Wenn auf der Erde die Liebe herrschte, wären alle Gesetze entbehrlich.
(Aristoteles, 384 bis 322 v. Chr.)

An Großsprechern hat es in Hellas' Historie selten einmal gefehlt. Manch Tausende Jahre alter Klassiker geistert noch heute durch die Geschichtsbücher. Schwätzer haben eher kürzere Halbwertszeiten. Panagiotis "Panos" Kammenos, nationalistischer Rechtsaußen und Regierungspartner von Ministerpräsident Alexis Tsipras, gehört wohl eher letzterer Kategorie an. Der griechische Verteidigungsminister hatte im vergangenen Jahr der EU und ausdrücklich Deutschland noch gedroht, Europa mit Flüchtlingen zu überschwemmen.

Von einer aus Griechenland gesteuerten Menschenflut kann allerdings heute kaum noch die Rede sein. Kammenos musste mittlerweile erkennen, dass er am kürzeren Hebel sitzt. Die balkanischen Nachbarländer haben kurzerhand die Grenzen dichtgemacht – mit freundlicher finanzieller Hilfe aus Mitteleuropa. Inzwischen müssen Kammenos' Soldaten Flüchtlingslager aus dem Boden stampfen.

Die Zeit drängt. Im Hafen von Piräus ist der Druck groß. Vielleicht ist die Not im verschlammten Idomeni an der Nordgrenze des Landes größer, aber das zählt weniger. Die Sommersaison steht bevor. Die Tourismusindustrie hofft nach 2015 auf ein erneutes Rekordjahr. Die Hafenkais müssen dann gesäubert sein von den Biwaks der Elenden aus Syrien, Irak oder Afghanistan. Wenn die Luxusliner anlegen, will man den Passagieren vor dem Landgang nicht den Anblick dieses Elends zumuten.

Flüchtlinge mit Geld dürfen in Griechenland bleiben

Zynisch? Ja sicher, aber so hört sich der Sound einer politischen Kaste an. Obermilitär Kammenos mag ein Dampfplauderer sein, aber was soll man vom Kabinettskollegen Dimitris Mardas halten? Der stellvertretende Außenminister und Abgeordnete der Syriza machte vor wenigen Tagen den Flüchtlingen aus Syrien ein seltsames Angebot. Wer 250 000 Euro in griechische Immobilien investiert, so der habilitierte Wirtschaftswissenschaftler, dürfe zu besseren Bedingungen in Hellas bleiben. Derselbe Mardas hat übrigens unlängst die Schadensersatzansprüche Griechenlands aus dem Zweiten Weltkrieg gegenüber Deutschland auf 279 Milliarden Euro beziffert. Wenn rhetorisch gar nichts mehr geht, geht immer noch was gegenüber den ehemaligen Besatzern.

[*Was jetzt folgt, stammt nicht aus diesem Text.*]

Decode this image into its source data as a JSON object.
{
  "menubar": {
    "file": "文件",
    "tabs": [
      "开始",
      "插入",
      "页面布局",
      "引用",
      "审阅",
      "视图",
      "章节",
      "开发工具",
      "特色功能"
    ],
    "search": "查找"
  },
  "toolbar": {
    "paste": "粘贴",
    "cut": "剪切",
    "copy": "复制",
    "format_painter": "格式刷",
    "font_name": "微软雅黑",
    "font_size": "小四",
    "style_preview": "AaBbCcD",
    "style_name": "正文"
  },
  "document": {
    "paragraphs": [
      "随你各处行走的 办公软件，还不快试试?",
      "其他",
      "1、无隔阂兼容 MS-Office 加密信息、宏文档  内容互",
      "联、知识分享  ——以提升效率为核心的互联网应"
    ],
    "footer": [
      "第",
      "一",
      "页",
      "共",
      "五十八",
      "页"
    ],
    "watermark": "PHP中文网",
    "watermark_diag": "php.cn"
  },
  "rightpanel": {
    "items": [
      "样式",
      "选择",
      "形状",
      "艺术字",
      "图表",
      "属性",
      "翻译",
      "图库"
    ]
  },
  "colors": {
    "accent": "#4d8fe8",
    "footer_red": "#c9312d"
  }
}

Aus ausgelassenen Fabrikhallen oder Kasernen werden nun die Camps für die an der Ägäis-Küste Gestrandeten. In der ostmakedonischen Kreisstadt Drama wird derzeit ein ehemaliges Institut für die Erforschung der Tabakpflanze zum Flüchtlingsheim umgerüstet. Eine alte Lagerhalle weit vor den Toren der Stadt beherbergt bereits 300 Menschen. Der technische Angestellte Lukas koordiniert die Hilfe für das Camp. "Alles haben die Menschen aus den umliegenden Dörfern vorbeigebracht: Essen, Medizin, Windeln. Es war so viel. Wir wussten am Anfang gar nicht, wohin damit." Warum sind diese materiell armen Menschen großzügiger als die Betuchten? Für Lukas liegt der Schlüssel für die Hilfsbereitschaft in Drama, auf Lesbos oder Chios in der Geschichte der Helfer. "Unsere Großväter und Großmütter waren meistens selber Flüchtlinge – vertrieben nach dem Ersten Weltkrieg von den Türken aus Kleinasien, der Gegend um Konstantinopel oder von der Schwarzmeerküste. Die Flüchtlinge von heute sind auf denselben Straßen oder Meeren unterwegs."

Dauer-Haft?

Von den 50 000 registrierten Männer, Frauen und Kindern wollen nach einer aktuellen Umfrage zwar nur 0,4 Prozent in Griechenland Asyl beantragen. Aber was passiert mit den Menschen, die nicht unter den Rücktransport-Deal mit der Türkei fallen, wenn die Grenzen nach Norden weiter dicht bleiben? Dauerhaft in Griechenland? Das sei wohl ein frommer Wunsch der "Europäer", meint Lukas. Einige würden vielleicht bleiben. Es gebe auch viele orthodoxe Christen unter den Syrern und Irakern, bei denen die Integration leichter falle. Aber die meisten lassen sich eben doch nicht aufhalten. "Die finden Wege. Wenn nicht über Skopje, dann über Albanien und Italien." Mit "Skopje" meint Lukas – und mit ihm eine überparteiliche Einheitsfront von ganz rechts bis ganz links – die ehemalige jugoslawische Republik Mazedonien.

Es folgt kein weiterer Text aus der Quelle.